A method for producing cells with improved resistance to physical load,
The step of forming the coating layer A or the coating layer B for coating the cells by bringing the solution A or the solution B into contact with the suspended cells is performed in four steps or so that the coating layers A and B are alternately formed. Including doing more,
A combination of the content of the solution A and the content of the solution B is a combination of a protein or polymer having an RGD sequence and a protein or polymer interacting with the protein or polymer having the RGD sequence, or A combination of a positively charged protein or polymer and a negatively charged protein or polymer,
A method for producing cells with improved resistance to physical loads.   The manufacturing method according to claim 1, wherein the step is repeated so that the total thickness of the coating layer exceeds 4 nm.   The production method according to claim 1 or 2, wherein the cell having improved resistance to a physical load is a cell for use in an application other than the production of a three-dimensional tissue.   The cell according to any one of claims 1 to 3, wherein the cell having improved resistance to physical load is a cell in which a decrease in survival rate due to physical load is suppressed or a cell in which leakage of cell contents due to physical load is suppressed.
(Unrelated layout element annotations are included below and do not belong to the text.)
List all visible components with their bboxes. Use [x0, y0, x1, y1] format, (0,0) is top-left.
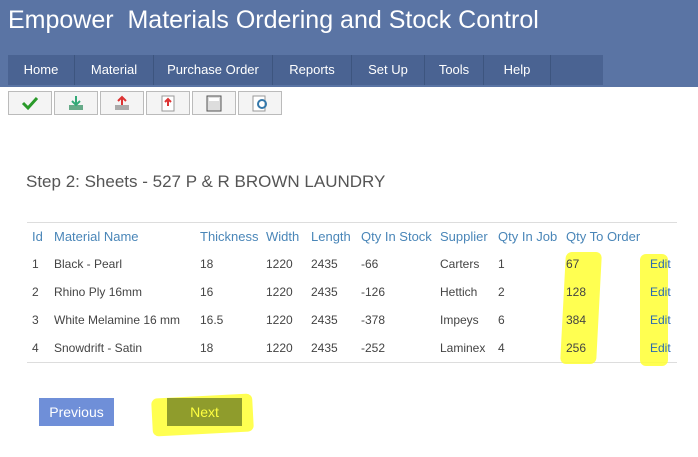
edit-link[interactable]: Edit	[650, 341, 671, 355]
table-cell: 2435	[311, 313, 338, 327]
table-cell: 1220	[266, 257, 293, 271]
table-cell: Rhino Ply 16mm	[54, 285, 143, 299]
nav-item[interactable]: Set Up	[352, 55, 425, 85]
table-cell: Snowdrift - Satin	[54, 341, 143, 355]
nav-item[interactable]: Reports	[273, 55, 352, 85]
edit-link[interactable]: Edit	[650, 285, 671, 299]
step-heading: Step 2: Sheets - 527 P & R BROWN LAUNDRY	[26, 172, 386, 191]
table-cell: 4	[498, 341, 505, 355]
column-header: Length	[311, 229, 351, 244]
table-cell: 256	[566, 341, 587, 355]
nav-item[interactable]: Tools	[425, 55, 484, 85]
nav-bar: Home Material Purchase Order Reports Set Up T…	[8, 55, 603, 85]
nav-item[interactable]: Purchase Order	[154, 55, 273, 85]
table-cell: 1220	[266, 313, 293, 327]
nav-item[interactable]: Home	[8, 55, 75, 85]
table-cell: 1	[498, 257, 505, 271]
table-cell: 16.5	[200, 313, 224, 327]
table-cell: -66	[361, 257, 379, 271]
table-cell: 384	[566, 313, 587, 327]
table-cell: 3	[32, 313, 39, 327]
tool-upload[interactable]	[100, 91, 144, 115]
header-row: Id Material Name Thickness Width Length Qty I…	[27, 222, 677, 252]
table-cell: 1220	[266, 285, 293, 299]
edit-link[interactable]: Edit	[650, 257, 671, 271]
tool-search[interactable]	[238, 91, 282, 115]
table-row: 2 Rhino Ply 16mm 16 1220 2435 -126 Hettich 2 128…	[27, 278, 677, 307]
column-header: Supplier	[440, 229, 488, 244]
table-cell: 18	[200, 257, 214, 271]
edit-link[interactable]: Edit	[650, 313, 671, 327]
table-cell: -126	[361, 285, 386, 299]
table-cell: 1	[32, 257, 39, 271]
column-header: Qty In Stock	[361, 229, 432, 244]
table-cell: Hettich	[440, 285, 478, 299]
table-cell: Impeys	[440, 313, 479, 327]
column-header: Qty To Order	[566, 229, 641, 244]
nav-item[interactable]: Material	[75, 55, 154, 85]
table-cell: Carters	[440, 257, 480, 271]
table-cell: 2	[498, 285, 505, 299]
column-header: Thickness	[200, 229, 259, 244]
table-cell: White Melamine 16 mm	[54, 313, 181, 327]
column-header: Qty In Job	[498, 229, 558, 244]
app-title: Empower Materials Ordering and Stock Con…	[8, 6, 539, 34]
table-cell: 1220	[266, 341, 293, 355]
table-cell: 16	[200, 285, 214, 299]
tool-download[interactable]	[54, 91, 98, 115]
table-cell: 128	[566, 285, 587, 299]
next-button[interactable]: Next	[167, 398, 242, 426]
table-cell: 2435	[311, 257, 338, 271]
tool-check[interactable]	[8, 91, 52, 115]
table-cell: -378	[361, 313, 386, 327]
table-row: 4 Snowdrift - Satin 18 1220 2435 -252 Laminex 4…	[27, 334, 677, 363]
table-cell: 18	[200, 341, 214, 355]
table-row: 1 Black - Pearl 18 1220 2435 -66 Carters 1 67 Edi…	[27, 250, 677, 279]
nav-item[interactable]: Help	[484, 55, 551, 85]
table-cell: Black - Pearl	[54, 257, 123, 271]
table-cell: 67	[566, 257, 580, 271]
column-header: Id	[32, 229, 43, 244]
table-cell: -252	[361, 341, 386, 355]
table-cell: 2	[32, 285, 39, 299]
table-cell: 6	[498, 313, 505, 327]
highlight	[640, 254, 668, 366]
table-cell: 2435	[311, 285, 338, 299]
table-cell: 2435	[311, 341, 338, 355]
column-header: Width	[266, 229, 300, 244]
column-header: Material Name	[54, 229, 139, 244]
tool-export[interactable]	[146, 91, 190, 115]
table-cell: Laminex	[440, 341, 486, 355]
tool-calc[interactable]	[192, 91, 236, 115]
table-cell: 4	[32, 341, 39, 355]
table-row: 3 White Melamine 16 mm 16.5 1220 2435 -378 Imp…	[27, 306, 677, 335]
previous-button[interactable]: Previous	[39, 398, 114, 426]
The manufacturing method as described in. A cell with improved resistance to a physical load produced by the production method according to claim 1. The step of forming the coating layer A or the coating layer B for coating the cells by bringing the solution A or the solution B into contact with the suspended cells is performed in four steps or so that the coating layers A and B are alternately formed. Including doing more,
A combination of the content of the solution A and the content of the solution B is a combination of a protein or polymer having an RGD sequence and a protein or polymer interacting with the protein or polymer having the RGD sequence, or A combination of a positively charged protein or polymer and a negatively charged protein or polymer,
A method to improve the resistance of cells to physical load.